I watched a 1959 movie the other night. "On the beach" starring Gregory Peck and Ava Gardner. It's kind of a romantic-apocalyptic movie. The plot is that there was a nuclear war in the northern hemisphere. Everybody died, either from the exchange or from the background radiation, which could kill you in a few days. Peck is the captain of a U.S. submarine and goes to Australia, which is temporarily safe because the northern and southern hemispheres are somewhat isolated from each other. Gardner is in Australia and Peck and Gardner have a fling for a couple of months before the radiation finally gets them too. Peck had a line from the movie saying that they never really understood how the war happened....... From Wikipedia: Researcher Andrew Bartlett noted: "The American government complained of Kramer's On the Beach (1959) that it inaccurately presented the threat of extinction from nuclear war because there were not then enough weapons to cause extinction." I would guess there are now though. So is that progress?
"Where are today’s Shoups among the U.S. military brass? Where are the leaders who are against genocidal nuclear war and who are willing to speak out against it? Where are the leaders who reject a new cold war with China and Russia? Where are the leaders with the courage to advocate for peace whenever possible in place of more and more war?"
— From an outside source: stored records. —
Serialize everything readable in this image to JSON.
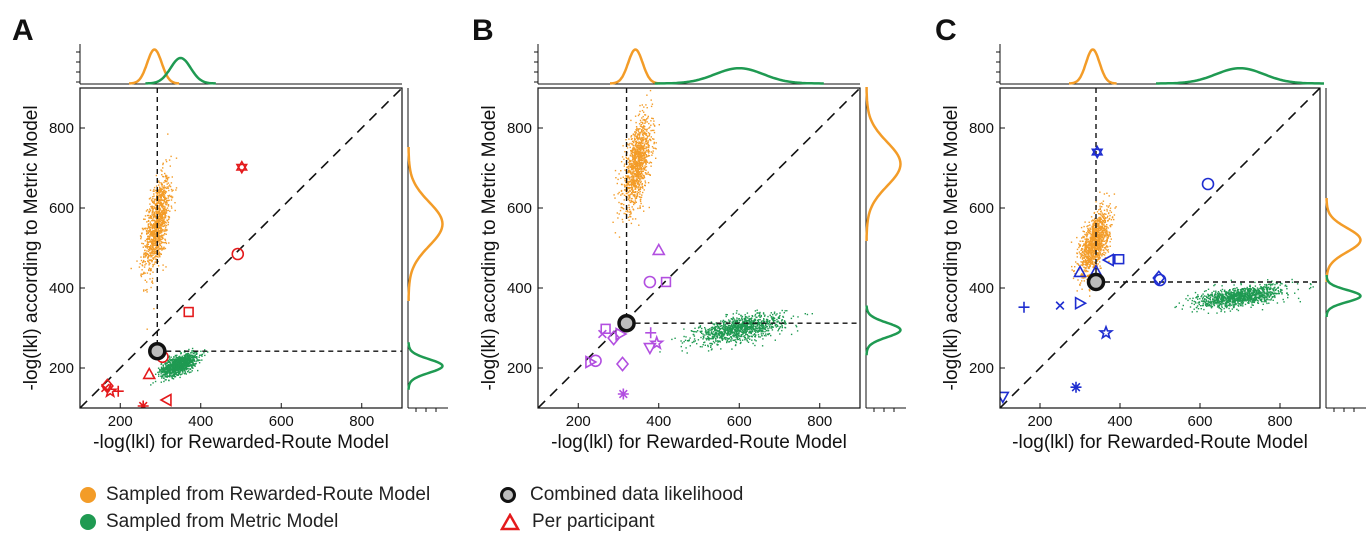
{
  "colors": {
    "reward_model": "#F39C28",
    "metric_model": "#1F9A52",
    "participant_A": "#E41A1C",
    "participant_B": "#B24FE0",
    "participant_C": "#1F2ED0",
    "combined_fill": "#BDBDBD"
  },
  "legend": {
    "reward_label": "Sampled from Rewarded-Route Model",
    "metric_label": "Sampled from Metric Model",
    "combined_label": "Combined data likelihood",
    "participant_label": "Per participant"
  },
  "chart_data": [
    {
      "panel": "A",
      "type": "scatter",
      "xlabel": "-log(lkl) for Rewarded-Route Model",
      "ylabel": "-log(lkl) according to Metric Model",
      "xlim": [
        100,
        900
      ],
      "ylim": [
        100,
        900
      ],
      "xticks": [
        200,
        400,
        600,
        800
      ],
      "yticks": [
        200,
        400,
        600,
        800
      ],
      "identity_line": true,
      "reward_cloud": {
        "cx": 290,
        "cy": 560,
        "sx": 16,
        "sy": 60,
        "rho": 0.55
      },
      "metric_cloud": {
        "cx": 345,
        "cy": 210,
        "sx": 22,
        "sy": 14,
        "rho": 0.6
      },
      "combined": {
        "x": 292,
        "y": 242
      },
      "participants": [
        {
          "x": 502,
          "y": 702,
          "marker": "hexagram"
        },
        {
          "x": 492,
          "y": 485,
          "marker": "circle"
        },
        {
          "x": 370,
          "y": 340,
          "marker": "square"
        },
        {
          "x": 305,
          "y": 228,
          "marker": "circle"
        },
        {
          "x": 272,
          "y": 185,
          "marker": "triangle-up"
        },
        {
          "x": 315,
          "y": 120,
          "marker": "triangle-left"
        },
        {
          "x": 257,
          "y": 105,
          "marker": "asterisk"
        },
        {
          "x": 168,
          "y": 155,
          "marker": "diamond"
        },
        {
          "x": 175,
          "y": 142,
          "marker": "pentagram"
        },
        {
          "x": 163,
          "y": 150,
          "marker": "x"
        },
        {
          "x": 195,
          "y": 142,
          "marker": "plus"
        }
      ],
      "marginal_top": [
        {
          "center": 285,
          "sd": 18,
          "height": 1.0
        },
        {
          "center": 350,
          "sd": 25,
          "height": 0.75
        }
      ],
      "marginal_right": [
        {
          "center": 560,
          "sd": 55,
          "height": 1.0
        },
        {
          "center": 205,
          "sd": 17,
          "height": 1.0
        }
      ]
    },
    {
      "panel": "B",
      "type": "scatter",
      "xlabel": "-log(lkl) for Rewarded-Route Model",
      "ylabel": "-log(lkl) according to Metric Model",
      "xlim": [
        100,
        900
      ],
      "ylim": [
        100,
        900
      ],
      "xticks": [
        200,
        400,
        600,
        800
      ],
      "yticks": [
        200,
        400,
        600,
        800
      ],
      "identity_line": true,
      "reward_cloud": {
        "cx": 345,
        "cy": 710,
        "sx": 18,
        "sy": 55,
        "rho": 0.55
      },
      "metric_cloud": {
        "cx": 600,
        "cy": 300,
        "sx": 55,
        "sy": 18,
        "rho": 0.55
      },
      "combined": {
        "x": 320,
        "y": 312
      },
      "participants": [
        {
          "x": 400,
          "y": 495,
          "marker": "triangle-up"
        },
        {
          "x": 378,
          "y": 415,
          "marker": "circle"
        },
        {
          "x": 418,
          "y": 415,
          "marker": "square"
        },
        {
          "x": 288,
          "y": 275,
          "marker": "diamond"
        },
        {
          "x": 305,
          "y": 285,
          "marker": "triangle-right"
        },
        {
          "x": 268,
          "y": 298,
          "marker": "square"
        },
        {
          "x": 260,
          "y": 285,
          "marker": "x"
        },
        {
          "x": 380,
          "y": 288,
          "marker": "plus"
        },
        {
          "x": 395,
          "y": 262,
          "marker": "pentagram"
        },
        {
          "x": 378,
          "y": 250,
          "marker": "triangle-down"
        },
        {
          "x": 230,
          "y": 215,
          "marker": "triangle-right"
        },
        {
          "x": 243,
          "y": 218,
          "marker": "circle"
        },
        {
          "x": 310,
          "y": 210,
          "marker": "diamond"
        },
        {
          "x": 312,
          "y": 135,
          "marker": "asterisk"
        }
      ],
      "marginal_top": [
        {
          "center": 342,
          "sd": 18,
          "height": 1.0
        },
        {
          "center": 600,
          "sd": 60,
          "height": 0.45
        }
      ],
      "marginal_right": [
        {
          "center": 710,
          "sd": 55,
          "height": 1.0
        },
        {
          "center": 295,
          "sd": 18,
          "height": 1.0
        }
      ]
    },
    {
      "panel": "C",
      "type": "scatter",
      "xlabel": "-log(lkl) for Rewarded-Route Model",
      "ylabel": "-log(lkl) according to Metric Model",
      "xlim": [
        100,
        900
      ],
      "ylim": [
        100,
        900
      ],
      "xticks": [
        200,
        400,
        600,
        800
      ],
      "yticks": [
        200,
        400,
        600,
        800
      ],
      "identity_line": true,
      "reward_cloud": {
        "cx": 335,
        "cy": 515,
        "sx": 18,
        "sy": 40,
        "rho": 0.55
      },
      "metric_cloud": {
        "cx": 700,
        "cy": 380,
        "sx": 55,
        "sy": 14,
        "rho": 0.55
      },
      "combined": {
        "x": 340,
        "y": 415
      },
      "participants": [
        {
          "x": 343,
          "y": 740,
          "marker": "hexagram"
        },
        {
          "x": 620,
          "y": 660,
          "marker": "circle"
        },
        {
          "x": 398,
          "y": 472,
          "marker": "square"
        },
        {
          "x": 372,
          "y": 470,
          "marker": "triangle-left"
        },
        {
          "x": 300,
          "y": 440,
          "marker": "triangle-up"
        },
        {
          "x": 340,
          "y": 442,
          "marker": "triangle-up"
        },
        {
          "x": 497,
          "y": 425,
          "marker": "diamond"
        },
        {
          "x": 500,
          "y": 420,
          "marker": "circle"
        },
        {
          "x": 160,
          "y": 352,
          "marker": "plus"
        },
        {
          "x": 250,
          "y": 356,
          "marker": "x"
        },
        {
          "x": 300,
          "y": 362,
          "marker": "triangle-right"
        },
        {
          "x": 365,
          "y": 288,
          "marker": "pentagram"
        },
        {
          "x": 290,
          "y": 152,
          "marker": "asterisk"
        },
        {
          "x": 107,
          "y": 128,
          "marker": "triangle-down"
        }
      ],
      "marginal_top": [
        {
          "center": 332,
          "sd": 17,
          "height": 1.0
        },
        {
          "center": 700,
          "sd": 60,
          "height": 0.45
        }
      ],
      "marginal_right": [
        {
          "center": 520,
          "sd": 30,
          "height": 1.0
        },
        {
          "center": 380,
          "sd": 15,
          "height": 1.0
        }
      ]
    }
  ]
}
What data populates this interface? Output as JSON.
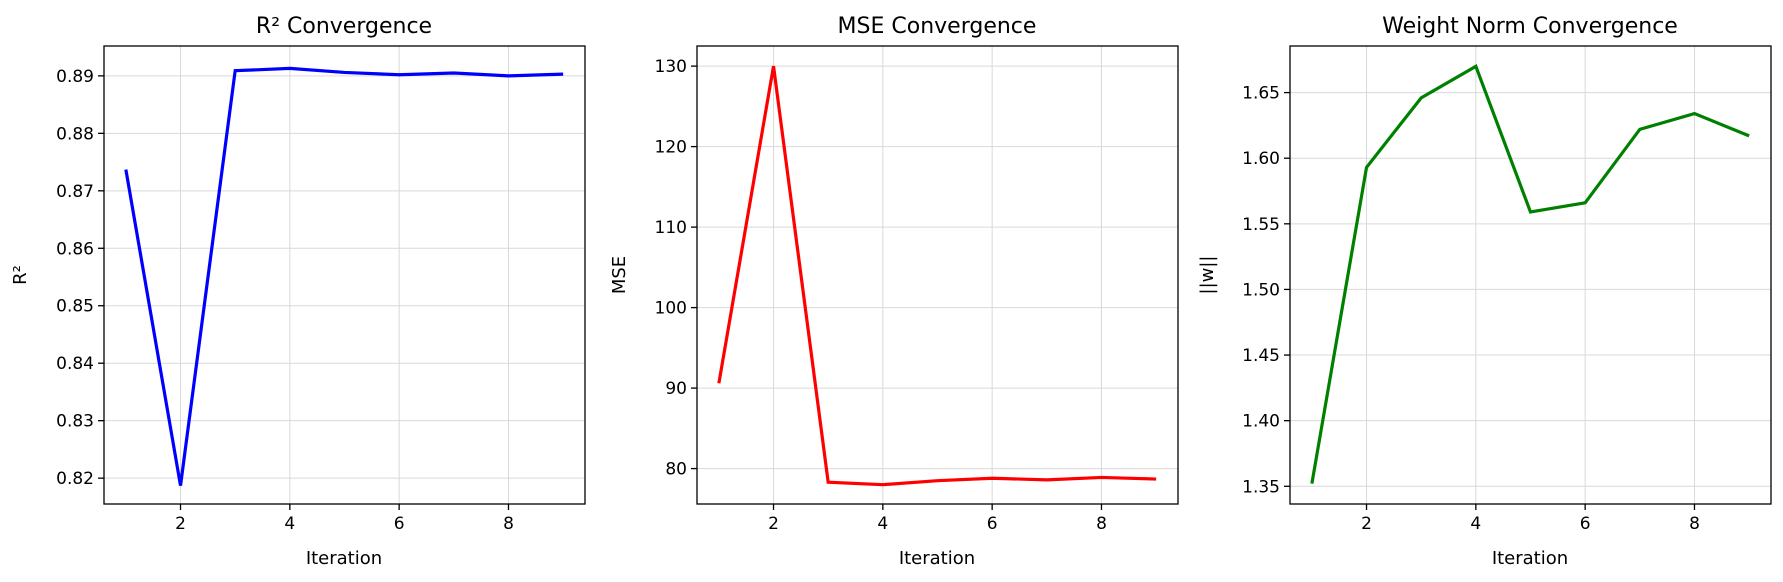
{
  "chart_data": [
    {
      "type": "line",
      "title": "R² Convergence",
      "xlabel": "Iteration",
      "ylabel": "R²",
      "xlim": [
        0.6,
        9.4
      ],
      "ylim": [
        0.8155,
        0.8952
      ],
      "xticks": [
        2,
        4,
        6,
        8
      ],
      "yticks": [
        0.82,
        0.83,
        0.84,
        0.85,
        0.86,
        0.87,
        0.88,
        0.89
      ],
      "ytick_labels": [
        "0.82",
        "0.83",
        "0.84",
        "0.85",
        "0.86",
        "0.87",
        "0.88",
        "0.89"
      ],
      "grid": true,
      "color": "#0000ff",
      "series": [
        {
          "x": [
            1,
            2,
            3,
            4,
            5,
            6,
            7,
            8,
            9
          ],
          "values": [
            0.8737,
            0.8187,
            0.8909,
            0.8913,
            0.8906,
            0.8902,
            0.8905,
            0.89,
            0.8903
          ]
        }
      ]
    },
    {
      "type": "line",
      "title": "MSE Convergence",
      "xlabel": "Iteration",
      "ylabel": "MSE",
      "xlim": [
        0.6,
        9.4
      ],
      "ylim": [
        75.6,
        132.5
      ],
      "xticks": [
        2,
        4,
        6,
        8
      ],
      "yticks": [
        80,
        90,
        100,
        110,
        120,
        130
      ],
      "ytick_labels": [
        "80",
        "90",
        "100",
        "110",
        "120",
        "130"
      ],
      "grid": true,
      "color": "#ff0000",
      "series": [
        {
          "x": [
            1,
            2,
            3,
            4,
            5,
            6,
            7,
            8,
            9
          ],
          "values": [
            90.6,
            130.0,
            78.3,
            78.0,
            78.5,
            78.8,
            78.6,
            78.9,
            78.7
          ]
        }
      ]
    },
    {
      "type": "line",
      "title": "Weight Norm Convergence",
      "xlabel": "Iteration",
      "ylabel": "||w||",
      "xlim": [
        0.6,
        9.4
      ],
      "ylim": [
        1.3365,
        1.6855
      ],
      "xticks": [
        2,
        4,
        6,
        8
      ],
      "yticks": [
        1.35,
        1.4,
        1.45,
        1.5,
        1.55,
        1.6,
        1.65
      ],
      "ytick_labels": [
        "1.35",
        "1.40",
        "1.45",
        "1.50",
        "1.55",
        "1.60",
        "1.65"
      ],
      "grid": true,
      "color": "#008000",
      "series": [
        {
          "x": [
            1,
            2,
            3,
            4,
            5,
            6,
            7,
            8,
            9
          ],
          "values": [
            1.352,
            1.593,
            1.646,
            1.67,
            1.559,
            1.566,
            1.622,
            1.634,
            1.617
          ]
        }
      ]
    }
  ]
}
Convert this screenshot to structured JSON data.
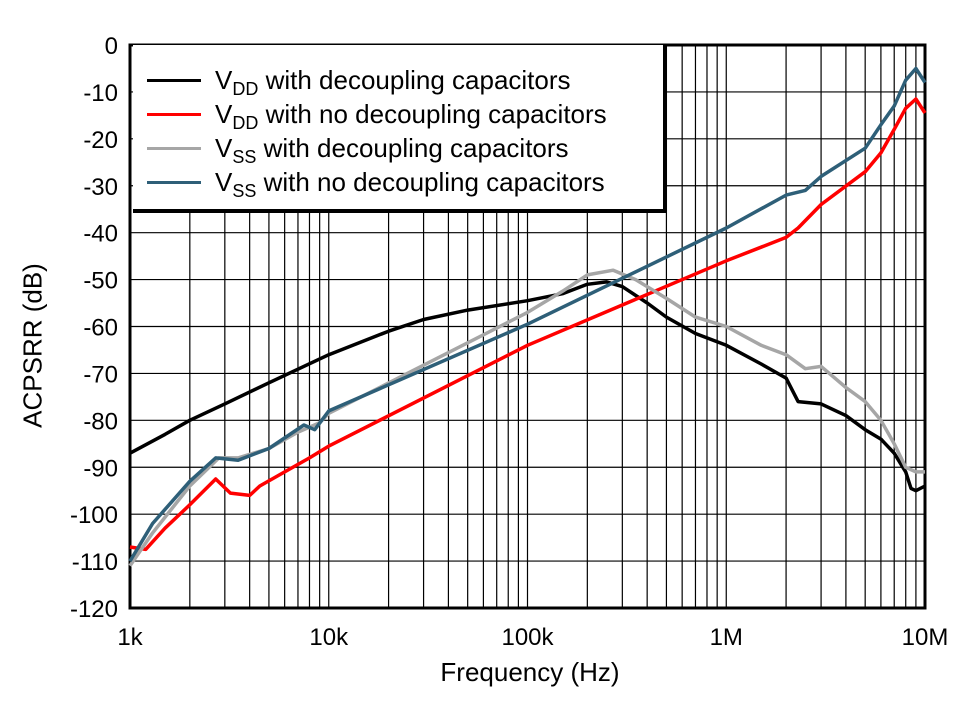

Where indeed? I'm not sure that Eisenhower belongs on your, or anyone's list, of leaders principled and courageous enough to resist the pressure to threaten, attack, and bully the world through the medium of global militarism. World leaders are not the statesmen they used to be, and in fact they never were, with perhaps very scant exception. But now there is a lock on being able to choose such people as premiers and "lawmakers" (as they are laughingly called). You can't name one that isn't bought and paid for, and you can hardly name one that isn't embarrassingly stupid (that is to say, utterly lacking in phronesis). The voters in the Western version of "democracy" have no chance—and perhaps, in the end, no will, and certainly no skill—to rid themselves of rule by venial, and evil, morons. So that what they get, whether or not happily or under protest. I would say that the quality of "leadership" is at zero, except for the fact that it continues to decline. Can you imagine that in the UK they swapped out the idiot Boris Johnson for . . . Liz Truss. This is, by the way, not a left-right issue. As Mr. Astore has just recently pointed out there is no "left" in the US. And what to "left" and "right" mean today, anyway? But I digress. There are any number of sane people around who would like not to destroy the world and think that the world could be, and should be, a lovelier and more peaceful place than it is—people who (with great effort and sometimes at great cost) speak out. In general, none of those people are really classifiable as being "left" or "right", even though they are are rhetorically classified (and "smeared") as such. But the voices of those people have no effect on the loci of power or mastery of the world. Our "leaders" are devoid of phronsesis, but they are long on low cunning, vanity, greed, hate, ambition, and aggressiveness, and have, in concert, shaped a system that locks out from any position of leadership any individual that is not of their ilk. Principled, sane "mavericks" are not tolerated. So, Mr. Astore, the kind of people that you are looking for are around, but you'll never find them in the Halls of Power, and I think that there is nothing that we can do about it. Chomsky talks about "movements", but the public is inert; ain't gonna happen, so let's go have a beer.